Aldehydes
| Category | POPULAR AND WEIRD |
| Subcategory | fresh · citrus · fruity |
| Origin | |
| Volatility | Top Note |
| Botanical | N/A — both synthetic and naturally occurring class of organic compounds |
| Appearance | Colorless to pale yellow clear liquid |
| Odor Strength | High |
| Producing Countries | Manufactured globally |
| Pyramid | Top |
Blown-out candle wax, ironed linen, a metallic spark that lifts everything around it. Aldehydes are not one smell but a chemical series — C-8 through C-13 — each member distinct, all sharing that waxy, soapy, almost electric transparency that makes a composition feel radiant rather than grounded.
Scent
Evolution over time
Immediately
After a few hours
After a few days
The Full Story
Did You Know?
Extraction & Chemistry
Extraction method: All perfumery-grade aliphatic aldehydes are produced synthetically. Two industrial routes dominate: (1) Hydroformylation (the oxo process) — terminal alkenes react with syngas (CO + H2) over cobalt or rhodium catalysts at 85–200°C and 18–300 bar, yielding the corresponding aldehyde with one additional carbon. Rhodium-phosphine catalysts (developed 1970s onward) operate at lower pressures and give higher linear-to-branched selectivity. (2) Catalytic oxidation or dehydrogenation of primary alcohols — e.g., 1-decanol to decanal over copper or silver catalysts at 300–400°C. Some shorter-chain aldehydes occur naturally in citrus oils — decanal is found at 0.1–0.5% in sweet orange peel oil, nonanal in trace amounts — but commercial supply is entirely synthetic for consistency, purity, and cost. 2-Methylundecanal was first synthesised in 1904 by Georges Darzens via the glycidic ester condensation that bears his name.
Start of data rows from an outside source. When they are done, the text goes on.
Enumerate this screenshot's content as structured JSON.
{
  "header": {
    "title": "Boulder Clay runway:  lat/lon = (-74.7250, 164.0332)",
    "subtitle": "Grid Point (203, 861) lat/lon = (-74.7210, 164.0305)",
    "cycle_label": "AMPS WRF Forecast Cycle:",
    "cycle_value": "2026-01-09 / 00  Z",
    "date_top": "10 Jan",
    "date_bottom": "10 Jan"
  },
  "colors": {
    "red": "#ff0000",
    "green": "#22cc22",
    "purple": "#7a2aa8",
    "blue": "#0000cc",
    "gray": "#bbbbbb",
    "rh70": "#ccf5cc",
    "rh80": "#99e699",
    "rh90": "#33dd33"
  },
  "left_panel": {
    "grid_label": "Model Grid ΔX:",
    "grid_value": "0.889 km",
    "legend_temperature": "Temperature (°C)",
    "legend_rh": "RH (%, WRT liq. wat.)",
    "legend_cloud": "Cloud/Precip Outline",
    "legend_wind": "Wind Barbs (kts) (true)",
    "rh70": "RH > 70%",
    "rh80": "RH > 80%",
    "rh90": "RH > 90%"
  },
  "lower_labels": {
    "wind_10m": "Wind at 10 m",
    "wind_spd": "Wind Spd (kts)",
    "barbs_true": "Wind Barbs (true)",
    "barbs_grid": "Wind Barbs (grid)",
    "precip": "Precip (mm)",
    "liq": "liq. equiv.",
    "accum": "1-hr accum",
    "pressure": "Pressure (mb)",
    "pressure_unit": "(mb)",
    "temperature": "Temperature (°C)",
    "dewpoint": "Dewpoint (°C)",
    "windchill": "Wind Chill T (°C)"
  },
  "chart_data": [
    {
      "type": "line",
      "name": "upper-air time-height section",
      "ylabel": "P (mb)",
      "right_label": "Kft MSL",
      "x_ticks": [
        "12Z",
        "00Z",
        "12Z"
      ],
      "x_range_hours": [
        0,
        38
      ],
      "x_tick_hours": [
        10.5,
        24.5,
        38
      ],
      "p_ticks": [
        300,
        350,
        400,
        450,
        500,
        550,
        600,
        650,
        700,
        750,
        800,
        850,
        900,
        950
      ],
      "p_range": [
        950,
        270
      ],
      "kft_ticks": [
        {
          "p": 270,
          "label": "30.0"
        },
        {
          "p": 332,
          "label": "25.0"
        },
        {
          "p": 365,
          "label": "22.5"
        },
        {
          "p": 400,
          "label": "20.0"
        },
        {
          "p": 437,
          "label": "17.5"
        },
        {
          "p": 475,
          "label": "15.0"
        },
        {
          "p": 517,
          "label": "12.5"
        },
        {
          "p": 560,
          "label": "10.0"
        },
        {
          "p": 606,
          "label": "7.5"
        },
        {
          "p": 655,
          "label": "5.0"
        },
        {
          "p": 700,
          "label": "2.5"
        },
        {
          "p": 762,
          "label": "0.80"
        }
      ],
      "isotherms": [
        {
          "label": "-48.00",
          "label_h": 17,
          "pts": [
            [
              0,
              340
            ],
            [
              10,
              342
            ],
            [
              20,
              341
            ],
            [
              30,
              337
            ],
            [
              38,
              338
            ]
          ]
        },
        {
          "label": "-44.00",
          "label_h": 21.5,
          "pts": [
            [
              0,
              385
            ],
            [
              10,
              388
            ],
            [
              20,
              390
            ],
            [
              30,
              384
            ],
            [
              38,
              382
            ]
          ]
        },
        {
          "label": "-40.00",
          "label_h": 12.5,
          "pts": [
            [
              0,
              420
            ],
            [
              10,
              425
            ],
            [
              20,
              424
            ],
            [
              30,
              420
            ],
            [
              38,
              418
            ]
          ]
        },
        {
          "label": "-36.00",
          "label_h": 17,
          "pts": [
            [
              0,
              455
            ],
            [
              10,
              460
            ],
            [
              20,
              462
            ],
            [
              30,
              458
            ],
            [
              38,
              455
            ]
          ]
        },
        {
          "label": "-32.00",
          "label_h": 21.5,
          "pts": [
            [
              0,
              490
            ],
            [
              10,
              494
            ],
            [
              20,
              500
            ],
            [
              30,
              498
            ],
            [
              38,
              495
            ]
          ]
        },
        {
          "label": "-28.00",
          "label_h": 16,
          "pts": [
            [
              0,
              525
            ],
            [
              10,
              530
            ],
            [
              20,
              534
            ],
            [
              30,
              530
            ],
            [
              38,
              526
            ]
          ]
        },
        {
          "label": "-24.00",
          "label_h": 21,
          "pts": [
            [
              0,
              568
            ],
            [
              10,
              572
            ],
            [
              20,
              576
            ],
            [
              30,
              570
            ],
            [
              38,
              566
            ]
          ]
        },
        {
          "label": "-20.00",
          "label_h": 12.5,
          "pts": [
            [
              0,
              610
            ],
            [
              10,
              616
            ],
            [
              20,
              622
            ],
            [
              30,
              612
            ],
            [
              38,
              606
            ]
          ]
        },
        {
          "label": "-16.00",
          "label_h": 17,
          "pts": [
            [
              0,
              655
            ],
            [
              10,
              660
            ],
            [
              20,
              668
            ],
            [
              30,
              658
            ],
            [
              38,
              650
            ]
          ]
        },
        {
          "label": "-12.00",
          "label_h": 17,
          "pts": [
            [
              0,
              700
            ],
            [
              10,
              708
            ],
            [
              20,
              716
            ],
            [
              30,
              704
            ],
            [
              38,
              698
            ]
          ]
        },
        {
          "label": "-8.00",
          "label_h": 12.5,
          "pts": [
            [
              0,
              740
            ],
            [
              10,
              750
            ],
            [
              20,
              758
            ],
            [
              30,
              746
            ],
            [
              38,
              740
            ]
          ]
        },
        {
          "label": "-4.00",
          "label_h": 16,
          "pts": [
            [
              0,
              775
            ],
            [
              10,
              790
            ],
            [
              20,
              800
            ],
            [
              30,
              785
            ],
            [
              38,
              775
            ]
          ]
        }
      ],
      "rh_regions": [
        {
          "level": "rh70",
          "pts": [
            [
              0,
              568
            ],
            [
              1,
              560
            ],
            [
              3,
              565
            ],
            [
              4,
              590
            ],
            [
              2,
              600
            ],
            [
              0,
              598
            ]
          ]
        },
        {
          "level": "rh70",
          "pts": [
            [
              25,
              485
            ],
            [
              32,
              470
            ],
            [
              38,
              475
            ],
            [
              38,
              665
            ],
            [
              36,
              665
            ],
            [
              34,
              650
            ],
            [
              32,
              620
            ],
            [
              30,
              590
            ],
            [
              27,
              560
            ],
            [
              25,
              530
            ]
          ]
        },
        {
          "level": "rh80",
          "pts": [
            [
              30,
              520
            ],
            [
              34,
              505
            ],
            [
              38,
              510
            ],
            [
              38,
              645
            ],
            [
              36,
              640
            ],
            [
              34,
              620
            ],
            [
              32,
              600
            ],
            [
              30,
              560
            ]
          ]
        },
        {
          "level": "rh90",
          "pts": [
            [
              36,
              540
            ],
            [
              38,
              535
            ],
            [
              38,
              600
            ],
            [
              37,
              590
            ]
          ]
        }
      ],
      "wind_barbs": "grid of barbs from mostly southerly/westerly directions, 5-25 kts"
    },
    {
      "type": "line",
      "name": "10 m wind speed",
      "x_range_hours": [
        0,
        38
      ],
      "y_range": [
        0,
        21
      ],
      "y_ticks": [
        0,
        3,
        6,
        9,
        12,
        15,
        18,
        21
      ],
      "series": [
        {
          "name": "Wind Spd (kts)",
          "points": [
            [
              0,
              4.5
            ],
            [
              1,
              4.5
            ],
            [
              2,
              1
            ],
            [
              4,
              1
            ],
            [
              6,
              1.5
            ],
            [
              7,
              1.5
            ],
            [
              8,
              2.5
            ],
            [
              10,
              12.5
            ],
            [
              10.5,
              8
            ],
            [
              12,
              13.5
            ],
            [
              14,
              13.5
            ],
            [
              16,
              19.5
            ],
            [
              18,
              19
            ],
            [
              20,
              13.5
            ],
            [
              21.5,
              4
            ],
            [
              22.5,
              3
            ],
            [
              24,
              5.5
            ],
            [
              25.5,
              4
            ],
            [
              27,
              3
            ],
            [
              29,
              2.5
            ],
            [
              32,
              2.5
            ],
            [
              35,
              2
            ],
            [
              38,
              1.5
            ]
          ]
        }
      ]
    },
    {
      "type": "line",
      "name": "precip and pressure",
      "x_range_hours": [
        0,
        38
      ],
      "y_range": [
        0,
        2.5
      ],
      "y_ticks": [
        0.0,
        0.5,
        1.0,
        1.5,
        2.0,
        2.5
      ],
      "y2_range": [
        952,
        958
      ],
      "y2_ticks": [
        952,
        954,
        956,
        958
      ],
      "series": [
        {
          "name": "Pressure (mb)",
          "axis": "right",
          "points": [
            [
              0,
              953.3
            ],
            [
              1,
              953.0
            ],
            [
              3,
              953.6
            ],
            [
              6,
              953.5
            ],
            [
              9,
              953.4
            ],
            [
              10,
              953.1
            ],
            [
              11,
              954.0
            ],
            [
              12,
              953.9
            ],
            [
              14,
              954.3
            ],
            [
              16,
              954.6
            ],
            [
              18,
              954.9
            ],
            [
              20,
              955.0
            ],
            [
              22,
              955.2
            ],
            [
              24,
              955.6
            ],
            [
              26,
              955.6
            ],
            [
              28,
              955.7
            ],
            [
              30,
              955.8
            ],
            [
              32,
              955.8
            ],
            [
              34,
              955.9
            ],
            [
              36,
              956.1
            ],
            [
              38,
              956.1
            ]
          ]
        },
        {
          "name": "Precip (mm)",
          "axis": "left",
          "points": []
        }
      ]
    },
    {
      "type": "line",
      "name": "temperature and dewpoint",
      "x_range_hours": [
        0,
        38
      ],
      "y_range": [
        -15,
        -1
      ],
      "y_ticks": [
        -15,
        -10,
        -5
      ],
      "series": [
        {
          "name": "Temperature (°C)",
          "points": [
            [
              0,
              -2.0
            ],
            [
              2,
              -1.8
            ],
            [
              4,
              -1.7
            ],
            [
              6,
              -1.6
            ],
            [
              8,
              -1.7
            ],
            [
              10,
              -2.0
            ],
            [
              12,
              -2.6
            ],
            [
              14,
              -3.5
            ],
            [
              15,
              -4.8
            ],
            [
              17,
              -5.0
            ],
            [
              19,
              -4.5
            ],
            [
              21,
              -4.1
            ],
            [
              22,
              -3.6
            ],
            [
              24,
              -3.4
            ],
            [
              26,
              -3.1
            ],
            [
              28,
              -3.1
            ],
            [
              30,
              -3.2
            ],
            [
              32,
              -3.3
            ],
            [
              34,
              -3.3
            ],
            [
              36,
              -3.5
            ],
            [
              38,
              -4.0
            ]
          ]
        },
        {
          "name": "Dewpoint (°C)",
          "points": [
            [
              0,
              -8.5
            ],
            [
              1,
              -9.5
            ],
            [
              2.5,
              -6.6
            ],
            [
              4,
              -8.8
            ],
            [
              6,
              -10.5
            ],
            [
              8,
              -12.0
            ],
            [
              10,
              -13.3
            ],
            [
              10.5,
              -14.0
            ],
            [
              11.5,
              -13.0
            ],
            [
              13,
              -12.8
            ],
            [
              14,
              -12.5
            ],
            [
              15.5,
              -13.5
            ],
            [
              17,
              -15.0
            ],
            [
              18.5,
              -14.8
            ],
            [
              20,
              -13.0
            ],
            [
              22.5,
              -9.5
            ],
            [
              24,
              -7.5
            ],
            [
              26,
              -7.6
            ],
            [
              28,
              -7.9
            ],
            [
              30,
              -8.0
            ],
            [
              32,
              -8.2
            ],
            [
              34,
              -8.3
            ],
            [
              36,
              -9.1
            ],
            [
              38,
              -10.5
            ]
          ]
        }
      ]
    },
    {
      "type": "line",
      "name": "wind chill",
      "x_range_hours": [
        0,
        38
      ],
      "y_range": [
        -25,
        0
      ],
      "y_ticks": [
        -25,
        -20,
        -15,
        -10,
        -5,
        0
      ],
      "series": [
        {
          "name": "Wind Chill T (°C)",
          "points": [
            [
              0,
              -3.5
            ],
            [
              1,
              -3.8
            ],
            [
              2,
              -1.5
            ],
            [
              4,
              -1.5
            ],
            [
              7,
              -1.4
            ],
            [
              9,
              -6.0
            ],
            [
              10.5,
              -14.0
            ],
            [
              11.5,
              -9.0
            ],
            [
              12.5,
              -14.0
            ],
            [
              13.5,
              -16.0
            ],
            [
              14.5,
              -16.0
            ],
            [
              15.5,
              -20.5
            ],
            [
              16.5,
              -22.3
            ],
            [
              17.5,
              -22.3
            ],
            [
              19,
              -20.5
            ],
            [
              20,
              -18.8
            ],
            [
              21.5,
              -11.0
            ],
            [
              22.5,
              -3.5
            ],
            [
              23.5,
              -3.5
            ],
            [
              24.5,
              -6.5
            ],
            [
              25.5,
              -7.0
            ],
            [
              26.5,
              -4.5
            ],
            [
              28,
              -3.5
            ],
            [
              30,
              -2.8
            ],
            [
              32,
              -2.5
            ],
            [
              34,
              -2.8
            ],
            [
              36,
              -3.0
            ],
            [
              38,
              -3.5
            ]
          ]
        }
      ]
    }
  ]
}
| Molecular Formula | General formula: R-CHO — perfumery aldehydes range from C₈H₁₆O to C₁₄H₂₈O |
| CAS Number | Class of compounds. Key CAS numbers: octanal C-8 (124-13-0), nonanal C-9 (124-19-6), decanal C-10 (112-31-2), undecanal C-11 (112-44-7), dodecanal C-12 lauric (112-54-9), 2-methylundecanal C-12 MNA (110-41-8) |
| Botanical Name | N/A — both synthetic and naturally occurring class of organic compounds |
| IFRA Status | Restricted. Individual limits per IFRA/RIFM: decanal max 1% in fragrance concentrate, undecanal max 1%, dodecanal max 2%, 2-methylundecanal max 2%. C-12 MNA (2-methylundecanal) is classified as a skin sensitiser (GHS Cat. 1, H317) and is an EU-listed fragrance allergen requiring label declaration above 0.001% in leave-on products (Regulation 1223/2009, Annex III). |
| Synonyms | ALDEHYDE · ALIPHATIC ALDEHYDE · AROMATIC ALDEHYDE |
| Physical Properties | |
| Odor Strength | High |
| Lasting Power | Varies by chain length: C-8 ~7 hours, C-11 ~72 hours, C-12 lauric ~368 hours, C-12 MNA ~388 hours (TGSC data at 100%) |
| Appearance | Colorless to pale yellow clear liquid |
In Perfumery
Top-note amplifiers, diffusion boosters, and transparency agents. Aliphatic aldehydes (C-8 through C-13) function as olfactory highlighters — they project the heart outward and make surrounding materials brighter and more radiant. Key members and their CAS numbers: octanal (C-8, 124-13-0, orange-peel sharpness), nonanal (C-9, 124-19-6, waxy-citrus-rose), decanal (C-10, 112-31-2, sweet waxy orange-rind), undecanal (C-11, 112-44-7, fresh linen clarity), dodecanal (C-12 lauric, 112-54-9, soapy-waxy-fatty diffusion), and 2-methylundecanal (C-12 MNA, 110-41-8, metallic amber sparkle). Even in compositions not marketed as aldehydic, trace amounts of C-11 or C-12 are routinely dosed at 0.01–0.1% for lift and projection. The aldehydic-floral family — built on overdosed C-10, C-11, and C-12 MNA — defined 20th-century feminine perfumery. Aldehydes also appear in chypre, fougère, and powdery-amber constructions. 2-Methylundecanal is classified as a skin sensitiser (GHS Category 1, H317) and is an EU-listed fragrance allergen requiring declaration above 0.001% in leave-on cosmetic products.